No funding for uncomfortable results

In 1997 Latanya Sweeney dramatically demonstrated that supposedly anonymized data was not anonymous. The state of Massachusetts had released data on 135,000 state employees and their families with obvious identifiers removed. However, the data contained zip code, birth date, and sex for each individual. Sweeney was able to cross reference this data with publicly available voter registration data to find the medical records of then Massachusetts governor William Weld.

An estimated 87% of Americans can be identified by the combination of zip code, birth date, and sex. A back-of-the-envelope calculation shows that this should not be surprising, but Sweeney appears to be the first to do this calculation and pursue the results. (Update: See such a calculation in the next post.)

In her paper Only You, Your Doctor, and Many Others May Know Sweeney says that her research was unwelcome. Over 20 journals turned down her paper on the Weld study, and nobody wanted to fund privacy research that might reach uncomfortable conclusions.

A decade ago, funding sources refused to fund re-identification experiments unless there was a promise that results would likely show that no risk existed or that all problems could be solved by some promising new theoretical technology under development. Financial resources were unavailable to support rigorous scientific studies otherwise.
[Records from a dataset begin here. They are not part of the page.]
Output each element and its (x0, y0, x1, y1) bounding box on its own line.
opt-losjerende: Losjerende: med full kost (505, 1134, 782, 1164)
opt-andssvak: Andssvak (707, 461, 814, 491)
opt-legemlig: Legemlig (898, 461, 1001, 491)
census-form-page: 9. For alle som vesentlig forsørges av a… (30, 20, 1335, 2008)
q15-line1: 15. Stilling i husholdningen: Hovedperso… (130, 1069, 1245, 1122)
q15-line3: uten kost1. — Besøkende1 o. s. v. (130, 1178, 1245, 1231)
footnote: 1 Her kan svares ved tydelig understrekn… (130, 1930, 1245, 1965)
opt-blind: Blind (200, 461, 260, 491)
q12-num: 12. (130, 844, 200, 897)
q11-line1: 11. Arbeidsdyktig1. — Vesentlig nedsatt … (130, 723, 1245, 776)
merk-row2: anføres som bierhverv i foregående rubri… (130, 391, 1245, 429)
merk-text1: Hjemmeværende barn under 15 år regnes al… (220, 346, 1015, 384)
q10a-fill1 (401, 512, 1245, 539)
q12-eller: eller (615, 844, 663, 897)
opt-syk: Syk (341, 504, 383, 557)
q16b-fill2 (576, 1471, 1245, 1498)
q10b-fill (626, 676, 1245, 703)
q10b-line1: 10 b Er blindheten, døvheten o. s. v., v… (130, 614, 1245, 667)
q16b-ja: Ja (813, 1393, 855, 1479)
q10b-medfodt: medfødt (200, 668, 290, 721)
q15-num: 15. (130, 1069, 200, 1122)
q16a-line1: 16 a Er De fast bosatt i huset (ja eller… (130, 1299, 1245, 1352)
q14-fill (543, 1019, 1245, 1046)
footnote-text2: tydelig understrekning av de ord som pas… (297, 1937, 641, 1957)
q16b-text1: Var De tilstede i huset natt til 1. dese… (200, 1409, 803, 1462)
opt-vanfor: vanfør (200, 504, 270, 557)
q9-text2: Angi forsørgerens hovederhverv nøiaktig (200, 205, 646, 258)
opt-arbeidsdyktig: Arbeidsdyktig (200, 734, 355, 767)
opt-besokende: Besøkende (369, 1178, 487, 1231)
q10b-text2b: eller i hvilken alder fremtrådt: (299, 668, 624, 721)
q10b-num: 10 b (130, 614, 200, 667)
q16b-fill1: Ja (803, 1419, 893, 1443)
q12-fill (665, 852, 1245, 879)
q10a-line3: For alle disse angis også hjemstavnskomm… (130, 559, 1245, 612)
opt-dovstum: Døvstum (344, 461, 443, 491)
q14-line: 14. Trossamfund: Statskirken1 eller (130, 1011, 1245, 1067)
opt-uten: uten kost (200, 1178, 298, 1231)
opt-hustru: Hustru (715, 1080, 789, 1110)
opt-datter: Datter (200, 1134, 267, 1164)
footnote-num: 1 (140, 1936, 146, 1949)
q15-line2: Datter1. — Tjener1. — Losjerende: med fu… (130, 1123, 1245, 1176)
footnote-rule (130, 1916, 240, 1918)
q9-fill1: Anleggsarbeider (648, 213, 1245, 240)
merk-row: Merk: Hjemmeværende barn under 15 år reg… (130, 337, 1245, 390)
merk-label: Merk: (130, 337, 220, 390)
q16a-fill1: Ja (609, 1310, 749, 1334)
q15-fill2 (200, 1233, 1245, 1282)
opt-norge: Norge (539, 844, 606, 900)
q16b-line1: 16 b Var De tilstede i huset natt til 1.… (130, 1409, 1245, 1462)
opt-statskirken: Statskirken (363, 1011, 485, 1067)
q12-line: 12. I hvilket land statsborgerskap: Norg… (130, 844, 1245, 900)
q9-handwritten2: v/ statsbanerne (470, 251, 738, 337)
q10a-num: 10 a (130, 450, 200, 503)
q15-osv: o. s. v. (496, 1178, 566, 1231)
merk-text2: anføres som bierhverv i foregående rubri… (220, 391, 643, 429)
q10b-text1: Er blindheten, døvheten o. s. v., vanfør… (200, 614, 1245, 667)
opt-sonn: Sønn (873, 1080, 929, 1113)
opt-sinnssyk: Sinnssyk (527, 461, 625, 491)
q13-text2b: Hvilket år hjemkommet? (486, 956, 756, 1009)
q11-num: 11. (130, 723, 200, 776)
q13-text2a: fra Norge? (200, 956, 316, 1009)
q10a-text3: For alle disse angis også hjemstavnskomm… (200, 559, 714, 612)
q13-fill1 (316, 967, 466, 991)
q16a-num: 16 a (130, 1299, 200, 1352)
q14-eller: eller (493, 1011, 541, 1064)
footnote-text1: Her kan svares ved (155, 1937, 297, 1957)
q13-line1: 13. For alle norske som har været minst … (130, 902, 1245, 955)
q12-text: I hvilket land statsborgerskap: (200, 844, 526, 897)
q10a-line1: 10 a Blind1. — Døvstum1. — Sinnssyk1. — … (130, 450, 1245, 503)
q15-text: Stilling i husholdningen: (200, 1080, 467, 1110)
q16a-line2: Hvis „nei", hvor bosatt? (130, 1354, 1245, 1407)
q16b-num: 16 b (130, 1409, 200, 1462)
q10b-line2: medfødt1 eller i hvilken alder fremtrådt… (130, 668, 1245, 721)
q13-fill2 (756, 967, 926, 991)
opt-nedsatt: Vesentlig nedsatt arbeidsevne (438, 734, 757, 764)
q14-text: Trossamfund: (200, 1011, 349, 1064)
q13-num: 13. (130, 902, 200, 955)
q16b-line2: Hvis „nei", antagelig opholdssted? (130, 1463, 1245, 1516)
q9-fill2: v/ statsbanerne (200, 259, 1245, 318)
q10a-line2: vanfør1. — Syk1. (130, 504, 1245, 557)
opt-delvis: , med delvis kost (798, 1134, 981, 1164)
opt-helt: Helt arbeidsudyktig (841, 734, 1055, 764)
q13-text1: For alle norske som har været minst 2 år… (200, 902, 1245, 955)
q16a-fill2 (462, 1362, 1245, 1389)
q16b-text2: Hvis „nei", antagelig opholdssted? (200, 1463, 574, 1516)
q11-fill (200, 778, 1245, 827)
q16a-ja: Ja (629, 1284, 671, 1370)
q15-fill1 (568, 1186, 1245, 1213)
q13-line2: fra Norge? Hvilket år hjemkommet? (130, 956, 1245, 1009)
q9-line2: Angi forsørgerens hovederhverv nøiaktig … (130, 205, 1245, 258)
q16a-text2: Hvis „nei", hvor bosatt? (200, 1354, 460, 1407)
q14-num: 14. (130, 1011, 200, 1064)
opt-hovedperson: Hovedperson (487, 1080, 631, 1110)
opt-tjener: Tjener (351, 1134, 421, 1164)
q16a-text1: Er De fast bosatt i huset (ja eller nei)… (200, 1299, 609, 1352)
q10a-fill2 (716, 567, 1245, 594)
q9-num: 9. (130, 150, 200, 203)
There’s a perennial debate over whether it is best to make security and privacy flaws public or to suppress them. The consensus, as much as there is a consensus, is that one should reveal flaws discreetly at first and then err on the side of openness. For example, a security researcher finding a vulnerability in Windows would notify Microsoft first and give the company a chance to fix the problem before announcing the vulnerability publicly. In Sweeney’s case, however, there was no single responsible party who could quietly fix the world’s privacy vulnerabilities. Calling attention to the problem was the only way to make things better.

More privacy posts

Photo of Latanya Sweeney via Parker Higgins [CC BY 4.0], from Wikimedia Commons

6 thoughts on “No funding for uncomfortable results

  1. Here’s the quote from the article that lays out the numbers for the back-of-the-envelope calculation:

    “There are 365 days in a year, two genders, and people live about 78 years. Multiplying these numbers gives 56,940 unique combinations. However, the average five-digit ZIP code in the United States has only about 25,000 people.”

    Then if you assume uniform distribution, the calculation goes as in https://en.wikipedia.org/wiki/Birthday_problem#Same_birthday_as_you, for which I get ~64% chance that you are identified uniquely by birth date and gender, which is a bit lower than the 87% figure, but at least in the same ballpark.

    BTW, “Related Posts” should probably link this blogpost too: https://www.johndcook.com/blog/2018/03/02/bits-of-information-in-age-birthday-and-birthdate/.

  2. Thanks, Malcolm.

    I don’t understand how she can say an average zip code has 25,000 people. There are around 42,000 zip codes in the US, and 25,000 people per zip code would imply a US population over a billion.

    I just did my own calculation in the next post with some Python code for simulation.

  3. It’s possible that the distribution of people per zip code is skewed in such a way that the average person shares their zip code with 25,000 other people.

  4. I suspect her analysis and results focused on the zip codes from which the data was drawn. No need or reason to consider any others.